When you look around the NFC, do you see any teams that look better than the Seahawks? I get that the Saints beat the Seahawks last month with Teddy Bridgewater at quarterback, but do you look at them and think they’re that much better, even when Drew Brees returns? I don’t either, especially if they meet in the playoffs at CenturyLink Field. And I’m guessing the Saints will lose a couple of games before Brees comes back from his hand injury.
The Saints are one of four 3-1 teams along with Dallas, Green Bay and Chicago. Do you look at the Cowboys, Packers and Bears as being head and shoulders above the Seahawks? Again, I don’t either.
Then you’ve got the 3-0 49ers, who can’t possibly stay undefeated much longer. They host the Browns Monday night, and even if you’re not a Baker Mayfield fan, you’ll no doubt root for the Browns to knock off the 49ers.

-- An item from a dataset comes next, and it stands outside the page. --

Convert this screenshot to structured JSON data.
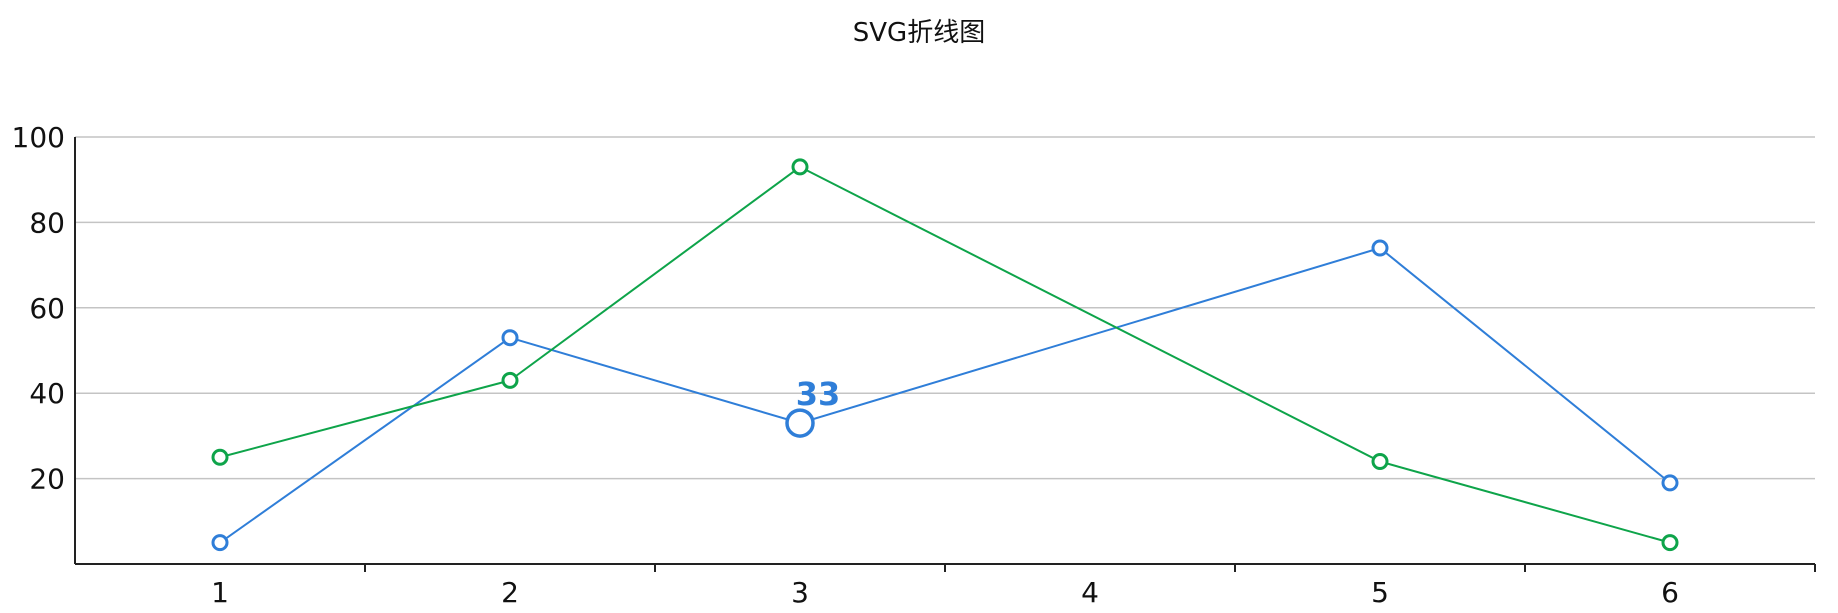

The Seahawks have put the 12s in a great position to scoreboard-watch on Sunday. You can pull for the Bucs to spring a second straight upset on the road when they face the Saints in New Orleans. Maybe the Raiders will stun the Bears in Oakland. And either Dallas or Green Bay is going to lose on Sunday because they play each other. Then you’re a Browns fan Monday night.
It’s not good enough any more to win the NFC West. We’ve seen that it’s even more important to finish with the NFC’s best record to get a first-round bye and home-field advantage in the playoffs. This year the NFC looks to have a grab-bag of good to very good teams, none of which are great. And when you have the best quarterback in the conference, that puts Pete Carroll’s team in a solid position. This might be a year where 12-4 or even 11-5 is good enough to get the No. 1 seed, and either one of those records looks within reach for the Seahawks.